There was some uncertainty about the possible geopolitical implications of the sudden collapse of the Afghan government and what it means for political stability in the region.
“Asia’s low vaccination rates and low tolerance for community spread suggest that this is the region most economically at risk for the Delta variant,” said JPMorgan (NYSE 🙂 economist Bruce Kasman.
“China is in the process of removing political support, which seems likely to dampen the growth of domestic demand and weigh on regional performance until the end of the year,” he added. “With these slowdowns that have accumulated in recent weeks, we have lowered regional growth forecasts to 2H21.”
The largest MSCI index of Asia-Pacific stocks outside of Japan was stable at the start of trading, after hitting its lowest level of the year last month.
fell 1.2%, although economic growth rattled forecasts for the June quarter.
Futures on the Nasdaq and were both down 0.1% at the start of Asian action.
Wall Street set new records last week even as a survey showed U.S. consumer confidence plummeted to its lowest since 2011 amid fears from Delta.
The dismal report pulled 10-year Treasury yields down 8 basis points on Friday to leave them at 1.28%, erasing a week of steady increases. [US/]
It also erased a week of gains for the dollar, returning it to 92.517 against a basket of currencies from an almost five-month high at 93.195.
The euro rebounded to $ 1.1797 and moved away from major chart support at $ 1.1740, while the dollar retreated to 109.51 yen from a high of 110.79.

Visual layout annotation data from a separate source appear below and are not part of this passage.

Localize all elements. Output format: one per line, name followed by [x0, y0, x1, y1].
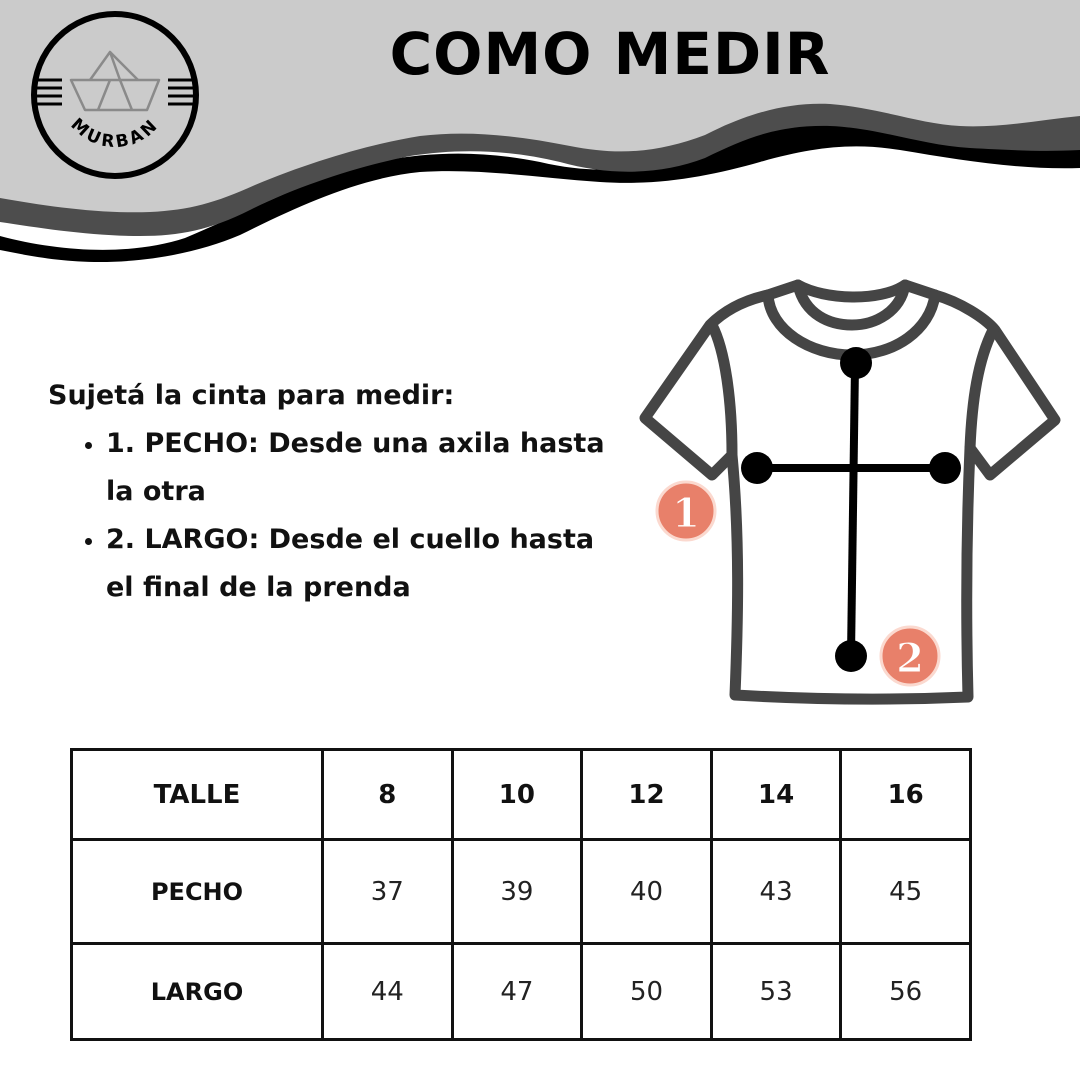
table-cell: 56	[841, 944, 971, 1040]
marker-2-label: 2	[896, 635, 924, 682]
instruction-item-pecho: • 1. PECHO: Desde una axila hasta la otra	[106, 420, 608, 516]
table-header-size: 10	[452, 750, 582, 840]
marker-1-badge	[657, 482, 715, 540]
table-cell: 37	[323, 840, 453, 944]
table-header-label: TALLE	[72, 750, 323, 840]
table-cell: 40	[582, 840, 712, 944]
marker-2-badge	[881, 627, 939, 685]
table-header-size: 8	[323, 750, 453, 840]
measure-lines	[757, 365, 945, 655]
page-title: COMO MEDIR	[389, 20, 831, 88]
size-chart-table	[70, 748, 972, 1041]
length-measure-line	[851, 365, 855, 655]
instructions-list	[48, 420, 608, 612]
table-cell: 53	[711, 944, 841, 1040]
table-cell: 45	[841, 840, 971, 944]
instructions-intro: Sujetá la cinta para medir:	[48, 380, 455, 411]
logo-lines	[36, 80, 194, 104]
table-header-size: 12	[582, 750, 712, 840]
tshirt-diagram	[630, 270, 1070, 720]
table-row-pecho	[72, 840, 971, 944]
table-header-row	[72, 750, 971, 840]
instruction-item-largo: • 2. LARGO: Desde el cuello hasta el final de la prenda	[106, 516, 608, 612]
brand-logo	[28, 8, 202, 182]
table-cell: 47	[452, 944, 582, 1040]
table-row-label: PECHO	[72, 840, 323, 944]
brand-name: MURBAN	[66, 114, 164, 153]
table-cell: 39	[452, 840, 582, 944]
table-cell: 50	[582, 944, 712, 1040]
table-row-largo	[72, 944, 971, 1040]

Kim Mundy, a senior currency strategist at the CBA, argued that the dollar could recover this week if the minutes of the Federal Reserve’s latest policy meeting confirmed a hawkish turn on reduction.
The minutes are released on Wednesday as Fed Chairman Jerome Powell speaks on Tuesday.
“We expect the FOMC to announce that it will decrease its monthly asset purchases in September if the August payroll is strong,” Mundy said.
“We believe that a tapering announcement next month is not widely expected, so if the minutes show that the FOMC has discussed the possibility of announcing a tapering as early as September, we expect the dollar to rebound. “
In the commodities markets, gold extended its rebound to $ 1,779 following a sudden drop in stop-losses to $ 1,684 early last week. [GOL/]
Oil prices eased early in the trade, in part because coronavirus-related travel restrictions would hurt demand, especially in China. [O/R]
fell 28 cents to $ 70.31 a barrel, while it lost 31 cents to $ 68.13.